Büyü ve sihir haramdır

Afyon’dan Ayşenur Kenar: “Büyünün gerçekliği var mıdır? Yapılan insanı etkiler mi? Kendimize büyü yapıldığını öğrensek ne yapmamız gerekir? Para ile büyü bozdurmak mesleğimize uygun mudur?”

BÜYÜ VE SİHİR HARAMDIR

Büyü ve sihir yapmak da, yaptırmak da, büyücülere ve sihirbazlara inanmak da, onların tabiatüstü bir güce sahip olduklarını kabul etmek de haramdır.

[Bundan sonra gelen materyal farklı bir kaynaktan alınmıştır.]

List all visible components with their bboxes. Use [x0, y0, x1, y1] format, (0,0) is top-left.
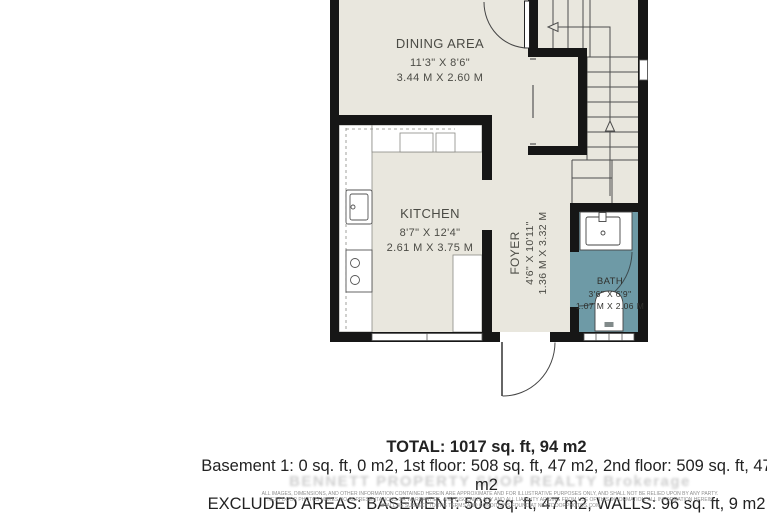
floor-plan: DINING AREA 11'3" X 8'6" 3.44 M X 2.60 M… [322, 0, 648, 432]
disclaimer-line-3: SHALL BE SUBJECT TO THE TERMS AND CONDIT… [210, 503, 767, 509]
kitchen-room-label: KITCHEN 8'7" X 12'4" 2.61 M X 3.75 M [350, 206, 510, 254]
stove-icon [346, 250, 372, 292]
foyer-room-label: FOYER 4'6" X 10'11" 1.36 M X 3.32 M [508, 183, 552, 323]
foyer-dimensions-imperial: 4'6" X 10'11" [524, 183, 536, 323]
dining-name: DINING AREA [360, 36, 520, 51]
foyer-dimensions-metric: 1.36 M X 3.32 M [537, 183, 549, 323]
bath-name: BATH [562, 276, 658, 287]
dining-dimensions-metric: 3.44 M X 2.60 M [360, 72, 520, 84]
floor-areas-text: Basement 1: 0 sq. ft, 0 m2, 1st floor: 5… [200, 457, 767, 495]
kitchen-dimensions-imperial: 8'7" X 12'4" [350, 227, 510, 239]
bath-dimensions-imperial: 3'6" X 6'9" [562, 289, 658, 299]
total-area-text: TOTAL: 1017 sq. ft, 94 m2 [200, 438, 767, 457]
entry-door-arc [503, 343, 556, 397]
dining-dimensions-imperial: 11'3" X 8'6" [360, 57, 520, 69]
disclaimer: ALL IMAGES, DIMENSIONS, AND OTHER INFORM… [210, 491, 767, 510]
bath-dimensions-metric: 1.07 M X 2.06 M [562, 301, 658, 311]
kitchen-name: KITCHEN [350, 206, 510, 221]
kitchen-dimensions-metric: 2.61 M X 3.75 M [350, 242, 510, 254]
dining-room-label: DINING AREA 11'3" X 8'6" 3.44 M X 2.60 M [360, 36, 520, 84]
dining-door-leaf [525, 1, 530, 48]
foyer-name: FOYER [508, 183, 522, 323]
bath-room-label: BATH 3'6" X 6'9" 1.07 M X 2.06 M [562, 276, 658, 311]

Kur’ân buyuruyor ki: “Şeytanlar, insanlara sihri ve Babil’deki Hârût ve Mârût adlı iki meleğe ilham edilen (sihr)i öğretmek suretiyle küfre girdiler…. Hâlbuki onlar, Allah’ın izni olmadıkça o sihirle hiç kimseye zarar veremezlerdi. (Onlar böyle yaparak) kendilerine zarar veren, fayda getirmeyen şeyleri öğreniyorlardı. Andolsun, onu satın alanın ahirette bir nasibi olmadığını biliyorlardı. Kendilerini karşılığında sattıkları şey ne kötüdür! Keşke bilselerdi!”1

Peygamber Efendimiz (asm) bir hadislerinde, “Helâk edici yedi şeyden sakının” buyurdular ve bu yedi şeyi şöyle sıraladılar: “Allah’a şirk koşmak, sihir yapmak, haksız yere bir cana kıymak, faiz ve yetim malı yemek, düşmana hücum esnasında savaştan kaçmak, iffetli mü’min hanımlara zina isnadında bulunmak”2

Bir diğer hadislerinde Peygamberimiz (asm), büyü yapan kimsenin Allah’a şirk koşmuş olacağını3, bir başka hadislerinde ise, sihre inanan, onun doğruluğunu tasdik eden kimselerin Cennete giremeyeceklerini bildirmişlerdir.4

Her Şey İnsana Teshir Edilmiştir

Kur’ân geçmiş milletlerin yaptıkları sihirlerden bahseder. Meselâ Firavun’un sihirbazlarının yaptıkları sihirler karşısında Hazret-i Mûsâ’nın (as) asasının mutlak galibiyetini zikreden Kur’ân, bu galibiyet üzerine sihirbazların secdeye kapanarak: “Âlemlerin Rabb’i olan Mûsâ ve Hârun’un Rabb’ine inandık” dediklerini beyan eder.5

Hazret-i Süleyman’ın (as) cinleri, asi şeytanları ve kötü ruhları Allah’ın izniyle teshir ettiğini ve emri altına aldığını beyan eden Kur’ân6, insanı bütün yeryüzünün halifesi ilan eder. Yeryüzünün halifesi, bütün her şeyin kendisine teshîr edildiği, sihri, hükmü ve emri her şeye geçen insan demektir. Bu teshîr âyetlerinin tefsîrinde Bedîüzzaman, beşerin ubûdiyet vazîfesini unutmamak şartıyla; gerek ses, görüntü ve madde nakliyle, gerekse cinleri, ifritleri ve âsî şeytanları teshir etmek suretiyle yeryüzünün her tarafının her yerden görüldüğü ve her köşeden bütün seslerin işitildiği bir “bahçeye” çevrilmesinin mümkün olacağını kaydeder.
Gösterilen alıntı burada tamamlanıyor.